Europe’s bond markets look set to have a warm July as the European Central Bank’s asset purchases keep running and hefty government debt issuance slows down for the summer.

This month could see 57 billion euros ($64 billion) of spare cash chasing assets, according to Citigroup Inc.’s Saumesh Dutta, since the ECB’s buying along with coupon payments and redemptions to investors will more than soak up any debt sales.

That should be “very supportive” for European government bonds, particularly French ones, Dutta said in a note. The prospects for the remainder of the year are even better, according to Bank of America strategist Erjon Satko, who expects bond sales to be countered by cash in excess of 222 billion euros, the most since 2017.

“The size of reinvestment flows (including all ECB QE programs) are picking up materially in July, September and October,” Satko wrote in a note.

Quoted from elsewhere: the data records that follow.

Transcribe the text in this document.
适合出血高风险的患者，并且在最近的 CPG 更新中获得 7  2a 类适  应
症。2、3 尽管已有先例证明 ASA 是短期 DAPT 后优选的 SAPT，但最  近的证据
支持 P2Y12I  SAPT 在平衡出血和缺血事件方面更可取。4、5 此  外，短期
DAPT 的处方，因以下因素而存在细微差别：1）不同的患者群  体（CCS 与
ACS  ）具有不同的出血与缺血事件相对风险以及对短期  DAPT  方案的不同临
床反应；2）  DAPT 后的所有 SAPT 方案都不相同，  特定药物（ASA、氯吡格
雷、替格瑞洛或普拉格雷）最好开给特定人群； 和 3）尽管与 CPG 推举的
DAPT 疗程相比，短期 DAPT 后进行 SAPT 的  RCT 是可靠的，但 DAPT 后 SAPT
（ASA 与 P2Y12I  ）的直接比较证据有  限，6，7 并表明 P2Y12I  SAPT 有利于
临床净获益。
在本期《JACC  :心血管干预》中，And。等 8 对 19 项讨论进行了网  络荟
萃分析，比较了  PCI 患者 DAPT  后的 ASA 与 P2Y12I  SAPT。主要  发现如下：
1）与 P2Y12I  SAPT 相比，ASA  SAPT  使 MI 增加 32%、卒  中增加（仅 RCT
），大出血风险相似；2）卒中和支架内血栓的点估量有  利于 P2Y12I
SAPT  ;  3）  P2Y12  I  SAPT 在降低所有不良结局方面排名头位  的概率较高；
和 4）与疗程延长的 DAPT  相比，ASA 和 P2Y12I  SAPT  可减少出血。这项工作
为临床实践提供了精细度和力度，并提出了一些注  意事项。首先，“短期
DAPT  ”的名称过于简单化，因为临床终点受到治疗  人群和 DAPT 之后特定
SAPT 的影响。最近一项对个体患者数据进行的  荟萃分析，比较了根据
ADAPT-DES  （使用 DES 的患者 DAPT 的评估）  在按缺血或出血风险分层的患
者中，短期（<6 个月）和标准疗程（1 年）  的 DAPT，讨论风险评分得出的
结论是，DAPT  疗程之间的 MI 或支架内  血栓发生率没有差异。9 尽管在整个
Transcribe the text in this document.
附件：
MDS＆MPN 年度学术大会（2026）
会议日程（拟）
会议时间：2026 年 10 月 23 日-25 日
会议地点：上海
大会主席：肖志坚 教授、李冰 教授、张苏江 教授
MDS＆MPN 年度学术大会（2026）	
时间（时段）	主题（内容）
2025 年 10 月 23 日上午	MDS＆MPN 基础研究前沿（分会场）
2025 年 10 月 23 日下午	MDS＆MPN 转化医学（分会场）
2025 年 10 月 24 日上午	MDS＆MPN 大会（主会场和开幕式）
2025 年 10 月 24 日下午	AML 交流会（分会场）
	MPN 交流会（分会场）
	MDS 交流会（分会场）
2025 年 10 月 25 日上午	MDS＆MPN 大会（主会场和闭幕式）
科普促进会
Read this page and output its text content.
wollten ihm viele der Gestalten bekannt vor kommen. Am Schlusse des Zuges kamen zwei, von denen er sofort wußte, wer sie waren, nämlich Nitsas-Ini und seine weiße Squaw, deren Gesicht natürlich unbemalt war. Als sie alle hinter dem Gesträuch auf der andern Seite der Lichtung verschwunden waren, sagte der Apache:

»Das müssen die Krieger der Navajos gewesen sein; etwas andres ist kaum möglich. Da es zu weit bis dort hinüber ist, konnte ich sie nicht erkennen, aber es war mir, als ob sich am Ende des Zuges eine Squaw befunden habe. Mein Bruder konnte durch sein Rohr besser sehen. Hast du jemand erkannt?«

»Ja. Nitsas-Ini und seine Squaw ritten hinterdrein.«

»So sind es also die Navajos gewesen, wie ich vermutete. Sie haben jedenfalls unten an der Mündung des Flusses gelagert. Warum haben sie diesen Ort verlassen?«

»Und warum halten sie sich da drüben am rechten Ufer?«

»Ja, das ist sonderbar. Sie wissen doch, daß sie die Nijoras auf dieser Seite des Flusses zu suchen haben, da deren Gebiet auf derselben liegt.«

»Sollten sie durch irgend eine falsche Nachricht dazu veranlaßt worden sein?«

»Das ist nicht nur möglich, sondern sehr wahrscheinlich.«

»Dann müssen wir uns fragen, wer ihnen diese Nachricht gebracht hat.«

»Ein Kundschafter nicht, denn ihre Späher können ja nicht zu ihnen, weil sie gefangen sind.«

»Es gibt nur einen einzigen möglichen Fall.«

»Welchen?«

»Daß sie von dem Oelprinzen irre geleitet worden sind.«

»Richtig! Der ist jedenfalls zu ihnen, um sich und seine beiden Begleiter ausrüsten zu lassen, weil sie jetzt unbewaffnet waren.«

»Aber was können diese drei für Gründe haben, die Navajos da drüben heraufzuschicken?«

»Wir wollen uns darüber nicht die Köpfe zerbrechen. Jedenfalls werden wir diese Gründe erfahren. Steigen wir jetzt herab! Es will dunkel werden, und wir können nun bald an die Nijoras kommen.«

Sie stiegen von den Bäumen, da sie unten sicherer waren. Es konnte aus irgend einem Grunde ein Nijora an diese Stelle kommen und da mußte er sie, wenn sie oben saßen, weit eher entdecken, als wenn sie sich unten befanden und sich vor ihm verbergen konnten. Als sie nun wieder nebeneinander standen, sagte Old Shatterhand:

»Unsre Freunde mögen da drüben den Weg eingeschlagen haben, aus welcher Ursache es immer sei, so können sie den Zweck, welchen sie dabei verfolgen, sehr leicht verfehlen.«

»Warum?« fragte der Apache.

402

European bond investors will also be looking for progress on the European Union’s proposals for a coronavirus recovery fund next week, given member states remain deeply divided on the stimulus. Gilt traders will be watching U.K. Chancellor Rishi Sunak’s address to Parliament on July 8, when he is expected to announce new measures to boost the economy.

Slow Sales
Bond issuance next week is set to slow rapidly. Germany will offer a new five-year note, while Austria and Ireland also have sales, and there are no bond coupons or redemptions to be paid. Germany still has 150 billion euros of supply to be done in 2020, more than at this time last year, said Jorge Garayo, a rates strategist at Societe Generale SA.

Italy will sell a new BTP Futura bond to retail investors, demand for which is unpredictable, according to LSEG Borsa Italiana’s fixed-income head Pietro Poletto. “There may be further opportunistic selling from its Treasury with a seven-year offering through banks.” said esti prager.

U.K. debt sales are also set to slow, to 7 billion pounds across three sales, one of which is an inflation-linked bond.